L’association Fédération française de natation fait valoir, au visa des articles 1103, 1104, 1193 et 1304-3, alinéa 1er, du code civil, que, dans les délais fixés par la promesse, M. [H] a seulement justifié d’un refus de prêt et non de deux et qu’au surplus, ledit prêt, dont le taux d’intérêts n’est pas précisé, a été sollicité au profit d’un tiers. Elle en déduit qu’il a empêché l’accomplissement de la condition suspensive tenant à l’obtention d’un prêt, laquelle doit dès lors être réputée accomplie, peu important que le défendeur lui ait transmis un second refus de prêt postérieurement aux délais impartis par la promesse, ce d’autant moins que là-encore ce prêt, dont le taux d’intérêts n’est pas indiqué, a été demandé en faveur d’un tiers. Elle conteste en outre le fait que le défendeur se soit fait substituer un tiers dans le bénéfice de la promesse ainsi que le fait qu’elle ait accepté la modification de la condition suspensive précitée afin qu’elle porte sur un crédit-bail.

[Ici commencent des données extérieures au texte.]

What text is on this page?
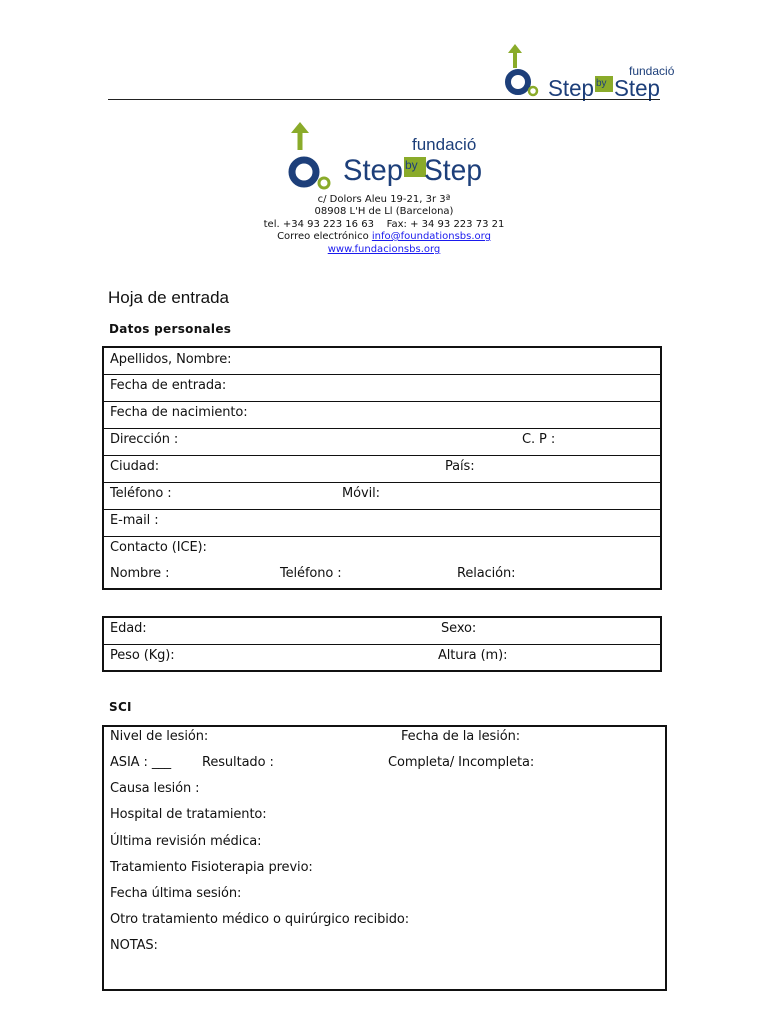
fundació
Step by Step
fundació
Step by Step
c/ Dolors Aleu 19-21, 3r 3ª
08908 L'H de Ll (Barcelona)
tel. +34 93 223 16 63 Fax: + 34 93 223 73 21
Correo electrónico info@foundationsbs.org
www.fundacionsbs.org
Hoja de entrada
Datos personales
Apellidos, Nombre:
Fecha de entrada:
Fecha de nacimiento:
Dirección :	C. P :
Ciudad:	País:
Teléfono :	Móvil:
E-mail :
Contacto (ICE):
Nombre :	Teléfono :	Relación:
Edad:	Sexo:
Peso (Kg):	Altura (m):
SCI
Nivel de lesión:	Fecha de la lesión:
ASIA : ___ Resultado :	Completa/ Incompleta:
Causa lesión :
Hospital de tratamiento:
Última revisión médica:
Tratamiento Fisioterapia previo:
Fecha última sesión:
Otro tratamiento médico o quirúrgico recibido:
NOTAS:
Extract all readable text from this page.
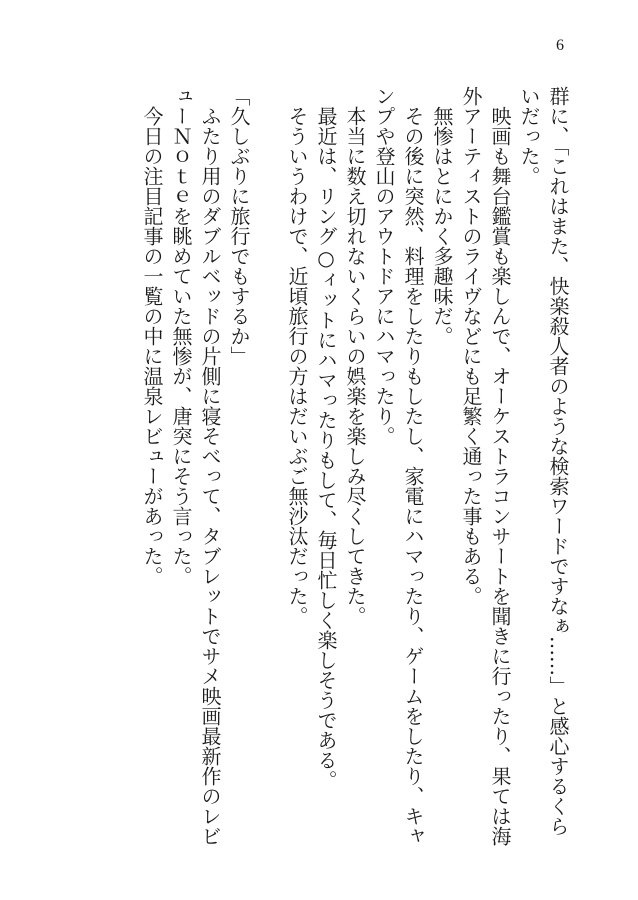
6
群に、「これはまた、快楽殺人者のような検索ワードですなぁ……」と感心するくら
いだった。
　映画も舞台鑑賞も楽しんで、オーケストラコンサートを聞きに行ったり、果ては海
外アーティストのライヴなどにも足繁く通った事もある。
　無惨はとにかく多趣味だ。
　その後に突然、料理をしたりもしたし、家電にハマったり、ゲームをしたり、キャ
ンプや登山のアウトドアにハマったり。
　本当に数え切れないくらいの娯楽を楽しみ尽くしてきた。
　最近は、リング○ィットにハマったりもして、毎日忙しく楽しそうである。
　そういうわけで、近頃旅行の方はだいぶご無沙汰だった。
「久しぶりに旅行でもするか」
　ふたり用のダブルベッドの片側に寝そべって、タブレットでサメ映画最新作のレビ
ューＮｏｔｅを眺めていた無惨が、唐突にそう言った。
　今日の注目記事の一覧の中に温泉レビューがあった。
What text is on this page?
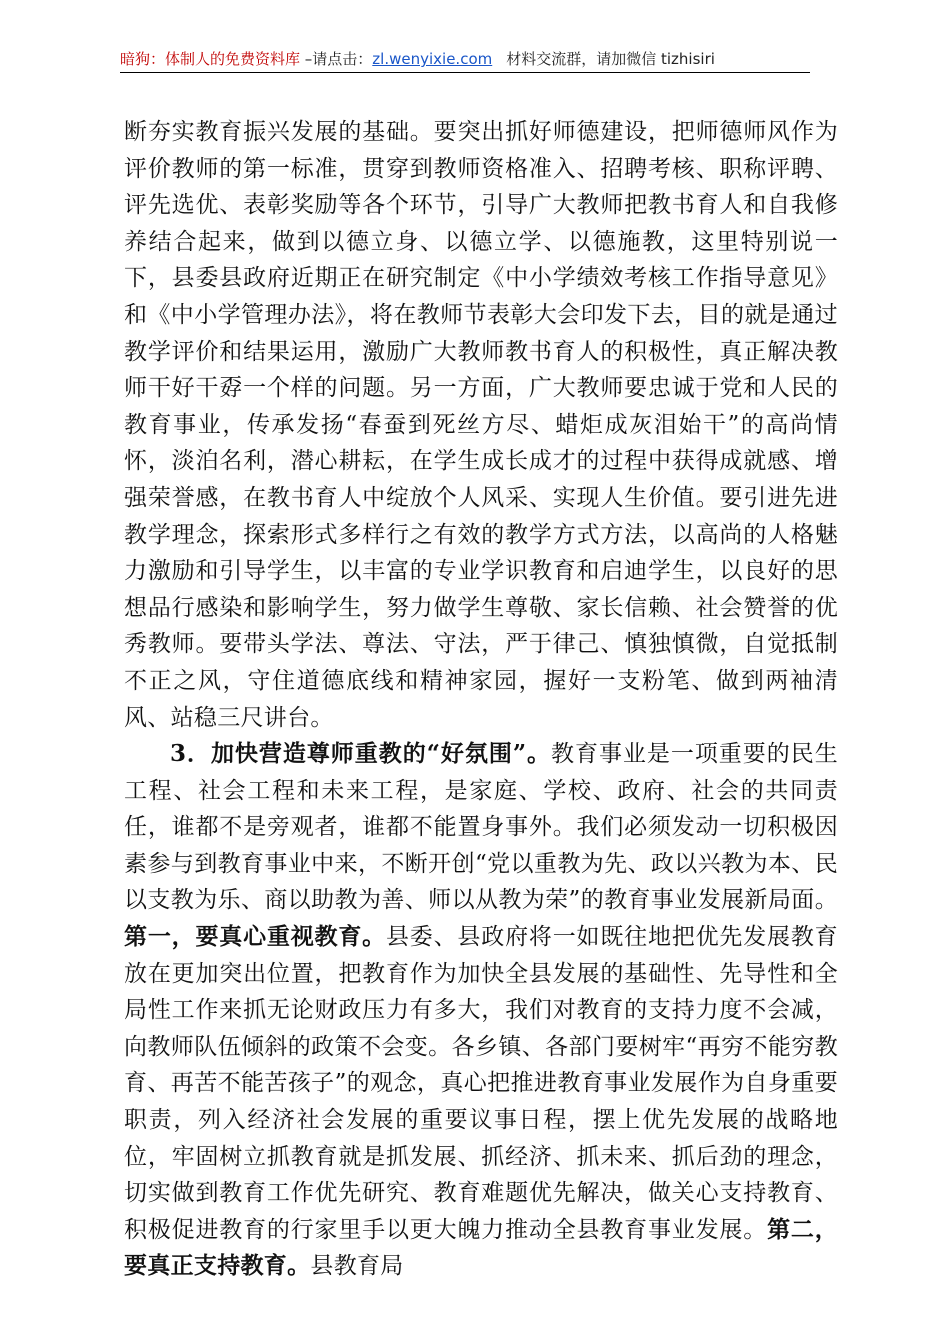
暗狗：体制人的免费资料库 –请点击：zl.wenyixie.com 材料交流群，请加微信 tizhisiri

断夯实教育振兴发展的基础。要突出抓好师德建设，把师德师风作为评价教师的第一标准，贯穿到教师资格准入、招聘考核、职称评聘、评先选优、表彰奖励等各个环节，引导广大教师把教书育人和自我修养结合起来，做到以德立身、以德立学、以德施教，这里特别说一下，县委县政府近期正在研究制定《中小学绩效考核工作指导意见》和《中小学管理办法》，将在教师节表彰大会印发下去，目的就是通过教学评价和结果运用，激励广大教师教书育人的积极性，真正解决教师干好干孬一个样的问题。另一方面，广大教师要忠诚于党和人民的教育事业，传承发扬“春蚕到死丝方尽、蜡炬成灰泪始干”的高尚情怀，淡泊名利，潜心耕耘，在学生成长成才的过程中获得成就感、增强荣誉感，在教书育人中绽放个人风采、实现人生价值。要引进先进教学理念，探索形式多样行之有效的教学方式方法，以高尚的人格魅力激励和引导学生，以丰富的专业学识教育和启迪学生，以良好的思想品行感染和影响学生，努力做学生尊敬、家长信赖、社会赞誉的优秀教师。要带头学法、尊法、守法，严于律己、慎独慎微，自觉抵制不正之风，守住道德底线和精神家园，握好一支粉笔、做到两袖清风、站稳三尺讲台。

3．加快营造尊师重教的“好氛围”。教育事业是一项重要的民生工程、社会工程和未来工程，是家庭、学校、政府、社会的共同责任，谁都不是旁观者，谁都不能置身事外。我们必须发动一切积极因素参与到教育事业中来，不断开创“党以重教为先、政以兴教为本、民以支教为乐、商以助教为善、师以从教为荣”的教育事业发展新局面。第一，要真心重视教育。县委、县政府将一如既往地把优先发展教育放在更加突出位置，把教育作为加快全县发展的基础性、先导性和全局性工作来抓无论财政压力有多大，我们对教育的支持力度不会减，向教师队伍倾斜的政策不会变。各乡镇、各部门要树牢“再穷不能穷教育、再苦不能苦孩子”的观念，真心把推进教育事业发展作为自身重要职责，列入经济社会发展的重要议事日程，摆上优先发展的战略地位，牢固树立抓教育就是抓发展、抓经济、抓未来、抓后劲的理念，切实做到教育工作优先研究、教育难题优先解决，做关心支持教育、积极促进教育的行家里手以更大魄力推动全县教育事业发展。第二，要真正支持教育。县教育局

Elle indique par ailleurs, sur le fondement de l’article 1231-6, alinéa 3, du code civil, que le comportement fautif et la mauvaise foi du défendeur, qui s’oppose, sans motif, à la libération des fonds séquestrés depuis plus de trois années et refuse toute solution amiable, lui ont causé un préjudice distinct de l’immobilisation de son bien.
Enfin, pour les motifs ci-avant exposés, elle s’oppose aux prétentions formées par M. [H], notant également que la demande indemnitaire de ce dernier n’est établie ni dans son principe ni dans son quantum, qu’il est seul à l’origine de la situation dont il se plaint et qu’il ne peut utilement se prévaloir de la baisse du chiffre d’affaires de la société GMG Formation, dont il ne justifie pas du montant, celle-ci étant un tiers et n’étant pas partie à l’instance.
Par ses conclusions notifiées par voie électronique le 21 décembre 2022, M. [Z] [H] demande au tribunal de :
— constater que l’opération d’acquisition des locaux de [Localité 7] devait se faire par le biais d’un crédit-bail,
— dire et juger que l’association Fédération française de natation est irrecevable et mal fondée en ses demandes,
— débouter l’association Fédération française de natation de sa demande de condamnation à son encontre tendant au versement de la somme de 108 000 euros au titre de l’indemnité d’immobilisation,
— condamner l’association Fédération française de natation à lui restituer la somme de 30 000 euros qu’il a consignée auprès de Me [Y] au titre de l’indemnité d’immobilisation,
— condamner l’association Fédération française de natation à payer à la société GMG la somme de 81 958 euros au titre de son préjudice moral,
— condamner l’association Fédération française de natation à lui payer la somme de 3 000 euros au titre de l’article 700 du code de procédure civile et aux entiers dépens.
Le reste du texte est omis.